Every time I say bundt I do it in the voice of the mom from ‘My Big Fat Greek Wedding’. Remember that?
Ok, but seriously. I love a bundt cake. And a co-worker introduced me to this shop that sells nothing but bundt cakes. After having one I knew I needed to make some. So off I went to order my own mini bundt cake pan (* Wilton Mini 12 Cavity Fluted Pan) and proceeded to make some for our Easter dinner.
These turned out so good. So lemony and moist. Unbelievably moist. The same friend who introduced me to the bundt cake shop, gave me the tip on how to make these so moist.

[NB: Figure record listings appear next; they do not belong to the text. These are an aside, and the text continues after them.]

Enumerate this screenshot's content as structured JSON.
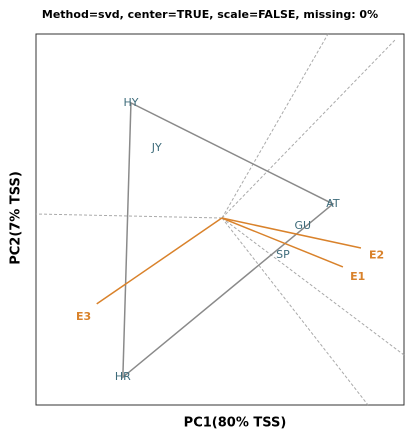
{
  "chart_data": {
    "type": "biplot",
    "title": "Method=svd, center=TRUE, scale=FALSE, missing: 0%",
    "xlabel": "PC1(80% TSS)",
    "ylabel": "PC2(7% TSS)",
    "xlim": [
      -5.05,
      4.95
    ],
    "ylim": [
      -5.05,
      4.97
    ],
    "genotypes": {
      "color": "#3d6b7a",
      "labels": [
        "HY",
        "JY",
        "AT",
        "GU",
        "SP",
        "HR"
      ],
      "x": [
        -2.47,
        -1.77,
        3.02,
        2.2,
        1.66,
        -2.69
      ],
      "y": [
        3.11,
        1.89,
        0.38,
        -0.22,
        -1.0,
        -4.3
      ]
    },
    "polygon": [
      0,
      2,
      5
    ],
    "polygon_color": "#8a8a8a",
    "environments": {
      "color": "#d9822b",
      "labels": [
        "E1",
        "E2",
        "E3"
      ],
      "x": [
        3.29,
        3.78,
        -3.4
      ],
      "y": [
        -1.32,
        -0.81,
        -2.32
      ]
    }
  }
}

These little cakes were more cupcake like and not so dense as a normal bundt cake. But that didn’t matter because they were adorable! And delicious! I can’t wait to try other flavors.
Lemony Mini Bundt Cakes
Ingredients:
1 box Duncan Hines Lemon Supreme Cake mix
3 eggs
1 1/3 c water
1/3 c vegetable oil
1/3 c low fat sour cream
1 – 1 oz box Jello-O instant reduced calorie lemon pudding and pie filling
Zest and juice of 1 lemon
Instructions:
Preheat oven to 350 degrees.
In a large mixing bowl, add all ingredients. Beat with a mixer until combined.
Spray with Pam a 12 ct mini bundt cake tin. Fill between half and 2/3 full. Bake 16-18 minutes.
Makes around 34 mini bundt cakes.
Lemon Cream Cheese Glaze
Ingredients:
8 laughing cow wedges, original cream cheese spread
1 c powdered sugar
1/2 tsp vanilla extract
4 Tbsp milk
Zest and juice of 1 lemon
Instructions:
In a small mixing bowl, beat cream cheese until creamy. Add in powdered sugar and continue to beat. Mix in wet ingredients and zest. Using either a pastry bag or Ziploc bag, pipe glaze onto mini bundt cakes.